UDP is a simpler message-based connectionless protocol. Connectionless protocols do not set up a dedicated end-to-end connection. Communication is achieved by transmitting information in one direction from source to destination without verifying the readiness or state of the receiver. However, one primary benefit of UDP over TCP is the application to voice over internet protocol (VoIP) where latency and jitter are the primary concerns. It is assumed in VoIP UDP that the end users provide any necessary real time confirmation that the message has been received.

• Unreliable – When a message is sent, it cannot be known if it will reach its destination; it could get lost along the way. There is no concept of acknowledgment, retransmission, or timeout.

• Not ordered – If two messages are sent to the same recipient, the order in which they arrive cannot be predicted.

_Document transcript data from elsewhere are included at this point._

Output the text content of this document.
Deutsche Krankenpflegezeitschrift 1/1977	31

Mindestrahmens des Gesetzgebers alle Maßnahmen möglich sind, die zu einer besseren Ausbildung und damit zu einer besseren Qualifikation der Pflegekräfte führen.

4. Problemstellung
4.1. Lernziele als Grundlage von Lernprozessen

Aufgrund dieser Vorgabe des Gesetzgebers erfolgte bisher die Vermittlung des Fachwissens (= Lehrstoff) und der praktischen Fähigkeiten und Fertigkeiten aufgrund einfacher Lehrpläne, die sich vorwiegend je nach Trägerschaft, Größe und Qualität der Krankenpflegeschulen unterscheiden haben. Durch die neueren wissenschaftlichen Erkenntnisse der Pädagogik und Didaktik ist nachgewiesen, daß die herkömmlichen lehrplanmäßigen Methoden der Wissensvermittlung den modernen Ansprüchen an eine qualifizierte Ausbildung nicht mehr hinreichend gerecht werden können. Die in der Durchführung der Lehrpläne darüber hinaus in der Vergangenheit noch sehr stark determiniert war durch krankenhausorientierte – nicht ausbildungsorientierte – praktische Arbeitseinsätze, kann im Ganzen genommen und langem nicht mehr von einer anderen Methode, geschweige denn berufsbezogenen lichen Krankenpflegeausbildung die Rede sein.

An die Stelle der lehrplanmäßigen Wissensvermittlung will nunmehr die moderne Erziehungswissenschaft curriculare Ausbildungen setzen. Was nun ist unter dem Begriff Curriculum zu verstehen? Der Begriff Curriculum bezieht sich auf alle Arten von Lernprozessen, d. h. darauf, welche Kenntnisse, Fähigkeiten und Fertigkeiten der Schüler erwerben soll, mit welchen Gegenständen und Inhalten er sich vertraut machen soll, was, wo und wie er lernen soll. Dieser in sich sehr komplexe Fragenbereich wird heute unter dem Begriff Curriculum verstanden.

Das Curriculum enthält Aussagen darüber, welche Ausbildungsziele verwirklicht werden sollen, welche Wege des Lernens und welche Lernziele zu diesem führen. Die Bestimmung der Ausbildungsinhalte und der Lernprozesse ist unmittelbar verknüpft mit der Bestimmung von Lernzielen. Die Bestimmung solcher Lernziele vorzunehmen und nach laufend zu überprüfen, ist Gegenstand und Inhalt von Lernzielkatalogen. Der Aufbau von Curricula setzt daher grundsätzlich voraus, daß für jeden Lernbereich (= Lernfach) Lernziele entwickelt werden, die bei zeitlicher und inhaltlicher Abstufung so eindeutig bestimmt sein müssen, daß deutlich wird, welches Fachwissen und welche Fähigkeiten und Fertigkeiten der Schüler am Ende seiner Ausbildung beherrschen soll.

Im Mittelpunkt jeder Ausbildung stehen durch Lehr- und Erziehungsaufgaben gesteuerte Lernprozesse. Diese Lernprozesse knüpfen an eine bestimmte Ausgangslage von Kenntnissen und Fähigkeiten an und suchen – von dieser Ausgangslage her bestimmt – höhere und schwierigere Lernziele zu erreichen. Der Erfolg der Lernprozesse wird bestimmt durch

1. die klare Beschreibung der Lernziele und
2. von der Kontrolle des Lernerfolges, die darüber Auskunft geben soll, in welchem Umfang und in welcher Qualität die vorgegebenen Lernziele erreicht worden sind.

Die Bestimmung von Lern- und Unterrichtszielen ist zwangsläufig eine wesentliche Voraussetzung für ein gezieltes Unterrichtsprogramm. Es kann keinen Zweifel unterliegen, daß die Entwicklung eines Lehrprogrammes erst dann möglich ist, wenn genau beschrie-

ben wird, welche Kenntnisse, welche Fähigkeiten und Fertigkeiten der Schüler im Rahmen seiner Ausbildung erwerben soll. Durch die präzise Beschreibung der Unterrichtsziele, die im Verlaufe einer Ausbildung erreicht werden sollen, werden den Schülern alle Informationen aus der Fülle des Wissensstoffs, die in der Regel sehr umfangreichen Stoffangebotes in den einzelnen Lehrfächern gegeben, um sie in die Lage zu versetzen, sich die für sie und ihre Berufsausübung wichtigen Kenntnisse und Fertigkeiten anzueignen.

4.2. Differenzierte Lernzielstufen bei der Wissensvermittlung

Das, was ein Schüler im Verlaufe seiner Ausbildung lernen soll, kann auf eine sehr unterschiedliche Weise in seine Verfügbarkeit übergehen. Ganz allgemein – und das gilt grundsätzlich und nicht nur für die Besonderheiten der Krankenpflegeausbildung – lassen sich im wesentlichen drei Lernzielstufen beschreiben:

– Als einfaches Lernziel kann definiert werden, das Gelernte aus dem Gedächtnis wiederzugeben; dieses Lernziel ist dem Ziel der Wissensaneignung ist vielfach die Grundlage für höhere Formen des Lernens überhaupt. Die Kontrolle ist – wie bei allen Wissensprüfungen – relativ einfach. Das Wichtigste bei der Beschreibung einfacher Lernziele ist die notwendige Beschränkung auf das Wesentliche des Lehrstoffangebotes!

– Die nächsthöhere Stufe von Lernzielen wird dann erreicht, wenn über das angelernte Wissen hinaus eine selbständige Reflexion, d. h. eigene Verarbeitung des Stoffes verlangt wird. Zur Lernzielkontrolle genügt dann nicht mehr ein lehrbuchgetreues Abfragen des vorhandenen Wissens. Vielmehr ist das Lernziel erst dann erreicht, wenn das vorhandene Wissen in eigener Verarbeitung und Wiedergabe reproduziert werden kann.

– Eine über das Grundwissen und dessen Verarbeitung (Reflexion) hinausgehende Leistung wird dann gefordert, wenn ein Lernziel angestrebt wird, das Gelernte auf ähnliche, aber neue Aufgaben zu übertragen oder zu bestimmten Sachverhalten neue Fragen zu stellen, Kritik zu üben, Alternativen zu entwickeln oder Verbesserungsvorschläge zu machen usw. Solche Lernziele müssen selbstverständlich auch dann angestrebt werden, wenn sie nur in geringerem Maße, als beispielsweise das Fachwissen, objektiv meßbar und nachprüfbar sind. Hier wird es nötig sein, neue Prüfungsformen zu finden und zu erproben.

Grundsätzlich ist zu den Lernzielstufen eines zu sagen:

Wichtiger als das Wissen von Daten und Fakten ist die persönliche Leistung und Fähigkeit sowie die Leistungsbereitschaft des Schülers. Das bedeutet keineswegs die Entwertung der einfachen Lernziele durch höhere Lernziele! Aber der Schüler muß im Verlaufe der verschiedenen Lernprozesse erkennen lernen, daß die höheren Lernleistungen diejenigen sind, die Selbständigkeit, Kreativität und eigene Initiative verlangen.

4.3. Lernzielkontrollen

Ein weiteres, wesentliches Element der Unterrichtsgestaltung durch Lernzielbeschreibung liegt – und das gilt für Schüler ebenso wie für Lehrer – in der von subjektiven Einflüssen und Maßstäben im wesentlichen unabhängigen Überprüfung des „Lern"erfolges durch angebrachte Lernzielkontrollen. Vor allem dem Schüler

• Lightweight – There is no ordering of messages, no tracking connections, etc. It is a small transport layer designed on top of IP.

• Datagrams – Packets are sent individually and are checked for integrity only if they arrive. Packets have definite boundaries which are honored upon receipt, meaning a read operation at the receiver socket will yield an entire message as it was originally sent.

• No congestion control – UDP itself does not avoid congestion, and it's possible for high bandwidth applications to trigger congestion collapse, unless they implement congestion control measures at the application level.